One of those students, Aja Parker, said GSU’s efforts to support first-generation students like her has made all the difference in her journey to secure a degree in counseling.

Among other benefits, Aja received financial assistance offered through the program. Many of the program participants, Aja included, report that lack of financial resources is a major obstacle to achieving educational goals. The GEER grant took a little pressure off, she said, and “really relieved a financial burden that many first-generation students face.”

Usually there aren’t any savings from the family to help you get through school, so you come in with all these student loans. But last semester because of GEER, I was able to go through school without having to borrow money. It was a blessing.
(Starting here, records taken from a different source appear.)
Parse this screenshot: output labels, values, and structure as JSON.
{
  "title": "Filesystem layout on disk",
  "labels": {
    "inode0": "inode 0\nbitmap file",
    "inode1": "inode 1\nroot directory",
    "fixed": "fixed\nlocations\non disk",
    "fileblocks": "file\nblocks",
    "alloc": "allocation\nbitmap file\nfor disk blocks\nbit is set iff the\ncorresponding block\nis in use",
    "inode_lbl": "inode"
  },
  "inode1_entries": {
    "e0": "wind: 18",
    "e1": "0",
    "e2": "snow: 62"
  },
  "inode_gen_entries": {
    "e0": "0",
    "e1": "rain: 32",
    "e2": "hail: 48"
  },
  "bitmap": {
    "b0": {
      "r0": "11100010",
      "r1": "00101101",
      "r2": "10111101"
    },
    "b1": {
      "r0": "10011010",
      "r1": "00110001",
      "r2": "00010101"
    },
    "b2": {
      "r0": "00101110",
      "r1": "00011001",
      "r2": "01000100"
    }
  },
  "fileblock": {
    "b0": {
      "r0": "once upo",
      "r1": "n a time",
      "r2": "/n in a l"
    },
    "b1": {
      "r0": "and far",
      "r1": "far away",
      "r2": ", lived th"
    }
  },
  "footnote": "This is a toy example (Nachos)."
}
Beyond the financial support, Aja said the program advisors are invaluable—always willing to help answer students’ questions, which is important for first-gen students who haven’t had to navigate financial aid and registrar lingo.

Students also receive a laptop and Wi-Fi subsidies and help in obtaining expensive textbooks and course materials. Aja said she is grateful for every little bit to move her forward. “I just keep striving to do more.” she said. Now that someone has helped Asia along, she said she looks forward to being a role model for her nieces and nephews after she graduates in May 2022.

The GEER program is just one way the Governors State University works to support first-generation students. On November 11, 2021, GSU held its inaugural celebration for these pioneering students.

“First Generation Celebration” was not only an opportunity for networking and socializing but also a chance for students to learn about the challenges faculty and staff members—many of whom were first-generation themselves—faced in college and how they overcame them. Faculty and staff pledged to remember what life was like when they started college, empathizing with first-generation students while promising to support them. Meanwhile students pledged to work their hardest and ask for help when needed.

GSU’s efforts to continue reaching out to this special group of students remains a core value of the university and will endure.